Thursday, June 29, 2006

Memory Allocation

I have a strange way of storing and retrieving pieces of information in my brain. For example, I store numbers and names in different places. I can usually derive up to the first six digits of a person’s phone number based on where they live or work. However, the last four digits can pose an interesting problem. I sometime get confused as to whose extension I’m calling at work, even if I call them regularly. There’s a certain group of numbers that I call fairly often, a set that I don’t call much at all, and the rest I usually have to look up. If I call someone often, I look in my “often used numbers” list and can usually remember which group of numbers goes with whom. If I don’t call that often, I look in my “infrequently used numbers list” and then do my best to remember whose number is whose.
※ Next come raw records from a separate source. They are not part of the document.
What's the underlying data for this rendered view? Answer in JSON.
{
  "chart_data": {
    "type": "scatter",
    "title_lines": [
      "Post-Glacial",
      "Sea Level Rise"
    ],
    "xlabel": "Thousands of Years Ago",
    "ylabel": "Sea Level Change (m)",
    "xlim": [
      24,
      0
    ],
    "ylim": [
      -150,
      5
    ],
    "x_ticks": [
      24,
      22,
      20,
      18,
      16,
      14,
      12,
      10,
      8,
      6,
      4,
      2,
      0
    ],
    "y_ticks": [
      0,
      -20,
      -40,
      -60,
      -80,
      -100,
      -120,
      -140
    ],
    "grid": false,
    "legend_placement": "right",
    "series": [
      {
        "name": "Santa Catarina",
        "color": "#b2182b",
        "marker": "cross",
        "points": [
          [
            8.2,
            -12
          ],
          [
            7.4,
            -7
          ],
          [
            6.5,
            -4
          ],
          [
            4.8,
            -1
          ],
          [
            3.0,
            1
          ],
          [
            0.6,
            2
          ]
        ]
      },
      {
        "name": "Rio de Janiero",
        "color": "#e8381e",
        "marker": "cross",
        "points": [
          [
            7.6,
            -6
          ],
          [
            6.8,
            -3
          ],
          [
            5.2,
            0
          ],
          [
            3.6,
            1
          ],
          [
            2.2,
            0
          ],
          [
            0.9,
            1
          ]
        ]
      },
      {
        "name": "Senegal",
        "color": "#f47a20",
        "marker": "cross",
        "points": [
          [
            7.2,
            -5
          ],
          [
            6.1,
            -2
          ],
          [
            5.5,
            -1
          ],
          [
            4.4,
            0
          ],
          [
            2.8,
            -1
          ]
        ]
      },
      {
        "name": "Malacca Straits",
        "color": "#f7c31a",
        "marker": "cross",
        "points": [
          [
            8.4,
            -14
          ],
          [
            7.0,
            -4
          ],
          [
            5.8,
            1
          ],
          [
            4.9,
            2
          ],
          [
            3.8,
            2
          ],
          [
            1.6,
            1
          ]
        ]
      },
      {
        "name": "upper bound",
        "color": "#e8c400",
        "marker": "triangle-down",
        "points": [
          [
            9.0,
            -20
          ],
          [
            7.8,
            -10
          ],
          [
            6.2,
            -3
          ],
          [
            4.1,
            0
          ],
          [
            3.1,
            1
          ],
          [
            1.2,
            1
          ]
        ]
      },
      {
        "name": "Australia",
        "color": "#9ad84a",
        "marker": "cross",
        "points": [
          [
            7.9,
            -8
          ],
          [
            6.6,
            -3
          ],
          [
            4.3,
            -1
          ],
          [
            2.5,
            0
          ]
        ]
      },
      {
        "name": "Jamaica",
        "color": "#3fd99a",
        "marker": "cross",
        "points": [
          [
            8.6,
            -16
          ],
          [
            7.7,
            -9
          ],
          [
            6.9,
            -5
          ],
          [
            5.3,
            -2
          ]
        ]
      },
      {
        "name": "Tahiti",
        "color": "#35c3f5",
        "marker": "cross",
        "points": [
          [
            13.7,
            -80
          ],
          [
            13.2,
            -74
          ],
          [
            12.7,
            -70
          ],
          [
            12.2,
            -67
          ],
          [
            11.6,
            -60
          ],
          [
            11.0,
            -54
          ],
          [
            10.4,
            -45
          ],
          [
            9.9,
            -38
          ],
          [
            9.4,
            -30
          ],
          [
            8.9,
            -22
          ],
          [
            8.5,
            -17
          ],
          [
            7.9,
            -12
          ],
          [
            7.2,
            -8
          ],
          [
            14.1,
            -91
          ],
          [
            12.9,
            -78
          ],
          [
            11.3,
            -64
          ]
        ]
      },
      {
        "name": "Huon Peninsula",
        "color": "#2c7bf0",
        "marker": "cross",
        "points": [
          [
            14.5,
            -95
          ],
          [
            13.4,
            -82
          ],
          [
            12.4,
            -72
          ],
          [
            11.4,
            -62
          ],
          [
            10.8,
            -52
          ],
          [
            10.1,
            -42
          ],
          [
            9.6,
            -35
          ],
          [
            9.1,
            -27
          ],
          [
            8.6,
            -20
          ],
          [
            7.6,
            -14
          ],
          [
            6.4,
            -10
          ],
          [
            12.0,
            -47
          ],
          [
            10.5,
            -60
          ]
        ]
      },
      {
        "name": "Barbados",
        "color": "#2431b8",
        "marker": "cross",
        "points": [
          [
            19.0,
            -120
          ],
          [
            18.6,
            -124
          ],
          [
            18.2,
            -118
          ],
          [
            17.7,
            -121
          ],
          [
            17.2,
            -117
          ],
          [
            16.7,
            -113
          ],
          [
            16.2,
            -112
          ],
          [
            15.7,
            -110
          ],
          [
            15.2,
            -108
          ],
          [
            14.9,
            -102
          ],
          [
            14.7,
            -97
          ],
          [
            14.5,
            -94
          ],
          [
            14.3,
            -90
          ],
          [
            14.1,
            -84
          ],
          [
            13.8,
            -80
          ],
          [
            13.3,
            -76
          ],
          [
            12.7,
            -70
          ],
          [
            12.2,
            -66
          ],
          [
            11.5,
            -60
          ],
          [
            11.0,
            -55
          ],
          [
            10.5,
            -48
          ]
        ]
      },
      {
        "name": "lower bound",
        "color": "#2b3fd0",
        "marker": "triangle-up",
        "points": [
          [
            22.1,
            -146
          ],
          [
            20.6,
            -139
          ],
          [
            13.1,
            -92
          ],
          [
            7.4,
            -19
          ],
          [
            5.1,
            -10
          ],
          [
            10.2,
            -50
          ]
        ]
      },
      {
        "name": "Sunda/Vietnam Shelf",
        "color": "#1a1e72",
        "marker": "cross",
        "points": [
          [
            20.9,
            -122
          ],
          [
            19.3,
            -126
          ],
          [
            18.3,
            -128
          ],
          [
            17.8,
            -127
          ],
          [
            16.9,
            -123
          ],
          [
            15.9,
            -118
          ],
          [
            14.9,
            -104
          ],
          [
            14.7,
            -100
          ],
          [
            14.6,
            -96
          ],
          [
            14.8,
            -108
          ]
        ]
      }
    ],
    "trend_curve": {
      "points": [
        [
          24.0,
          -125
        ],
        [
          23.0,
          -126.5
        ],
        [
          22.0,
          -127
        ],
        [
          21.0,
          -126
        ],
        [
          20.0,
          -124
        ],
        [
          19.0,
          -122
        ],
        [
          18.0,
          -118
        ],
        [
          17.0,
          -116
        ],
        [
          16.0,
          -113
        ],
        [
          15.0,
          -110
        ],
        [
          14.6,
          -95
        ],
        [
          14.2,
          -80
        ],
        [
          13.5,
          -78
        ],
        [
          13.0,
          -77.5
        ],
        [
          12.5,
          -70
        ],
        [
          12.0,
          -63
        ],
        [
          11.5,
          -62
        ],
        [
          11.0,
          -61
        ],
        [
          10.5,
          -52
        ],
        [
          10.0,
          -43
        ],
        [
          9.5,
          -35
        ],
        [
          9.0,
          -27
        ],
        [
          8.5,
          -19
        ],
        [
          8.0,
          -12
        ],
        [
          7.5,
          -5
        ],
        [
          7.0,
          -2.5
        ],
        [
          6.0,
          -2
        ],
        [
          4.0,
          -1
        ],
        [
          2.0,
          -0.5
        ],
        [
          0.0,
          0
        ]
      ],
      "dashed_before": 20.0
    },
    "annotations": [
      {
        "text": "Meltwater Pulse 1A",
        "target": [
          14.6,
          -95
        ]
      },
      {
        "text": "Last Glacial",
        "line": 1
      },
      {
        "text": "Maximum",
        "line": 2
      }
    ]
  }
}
It’s a bit like sifting through loose pieces of paper on your desk where you’ve jotted down numbers but no names. “Hmmm. I need to call Ashley. I haven't called her in a while. Where'd I put that number? Let’s see. 5555. Whose number is that? Okay, this one is Jim’s, so it’s not Jim. This one is Laura, so it’s not Laura… would it be weird if I just called it to find out? Oh, hey, Bill. I was trying to call Ashley. Sorry.”

Directions are a weird one, too. I seem to store new directions in something like reverse polish notation where I memorize a list of road names then a list of turns. For example, instead of thinking “left on Altamont, right on Summit, right on High Point”, I think “Altamont, Summit, High Point, left, right, right.” And if new sets of directions contain “old” directions (directions I’m already familiar with) I make a note to access those in a different place in memory and only pay attention to the new part. Why waste precious short term memory on directions I already know when it’s the first few turns or last few turns that I’m really worried about?